The study found that registered (which are theoretically legal and regulated) TB pharmaceuticals were six times less likely to be sub-standard, but 4.4% still failed to meet basic requirements – far from the 0% regulators (and consumers especially) aim for (as this means thousands of patients will receive too low a dose of the drug and overall resistance to treatment will increase).  Drawing on similar work, the study speculated that less than half of their sub-standard findings were deliberately counterfeited.  The remaining results were likely the result of poor manufacturing and inadequate wholesaling storage.

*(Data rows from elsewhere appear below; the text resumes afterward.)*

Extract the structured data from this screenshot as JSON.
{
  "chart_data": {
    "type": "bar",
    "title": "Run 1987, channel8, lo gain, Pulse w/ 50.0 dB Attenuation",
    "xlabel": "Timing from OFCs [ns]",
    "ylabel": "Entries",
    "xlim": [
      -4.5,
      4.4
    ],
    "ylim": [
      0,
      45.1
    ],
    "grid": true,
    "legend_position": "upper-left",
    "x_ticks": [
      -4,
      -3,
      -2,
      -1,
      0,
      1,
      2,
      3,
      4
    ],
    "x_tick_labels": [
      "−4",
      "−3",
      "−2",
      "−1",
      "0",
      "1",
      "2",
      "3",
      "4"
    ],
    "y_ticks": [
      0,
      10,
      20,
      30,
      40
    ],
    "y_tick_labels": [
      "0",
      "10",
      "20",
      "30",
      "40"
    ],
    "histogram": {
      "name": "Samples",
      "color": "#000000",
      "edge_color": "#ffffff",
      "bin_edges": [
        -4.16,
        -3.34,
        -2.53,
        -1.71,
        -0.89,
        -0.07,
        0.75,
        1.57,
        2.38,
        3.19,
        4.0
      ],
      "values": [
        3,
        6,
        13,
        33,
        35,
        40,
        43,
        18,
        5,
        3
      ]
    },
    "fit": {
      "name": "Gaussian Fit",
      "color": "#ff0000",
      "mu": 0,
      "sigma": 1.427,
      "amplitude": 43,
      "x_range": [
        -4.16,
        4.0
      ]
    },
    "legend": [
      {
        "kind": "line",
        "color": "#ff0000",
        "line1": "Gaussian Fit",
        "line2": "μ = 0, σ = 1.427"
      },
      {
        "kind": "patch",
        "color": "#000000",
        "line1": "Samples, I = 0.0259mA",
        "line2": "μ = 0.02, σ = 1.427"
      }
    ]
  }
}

Even more disconcerting for investors and other interested parties is that just as there is increasing evidence that ratings agencies and accounting firms are failing to provide accurate and useful information, it also is becoming evident that guardians of pharmaceutical integrity are going down the same path.  While (German) Merck and Cepheid are making it possible for private and public authorities to react to the TB threat, corrupt governments, unaccountable mega-nonprofits, and international bureaucracies have clearly not been doing their part.

Based on his work with anti-malarials, Roger Bate pointed out that the World Health Organization does not like to tackle sub-standard and powerful legal pharmaceutical producers, and it should make observers ponder whether BRICS’ health ministries or other drug regulators will have the moxy to do so either.  So for now, investors and others interested in the future of pharmaceuticals might be inclined to put their faith (and capital) in consumer-driven responses and solutions.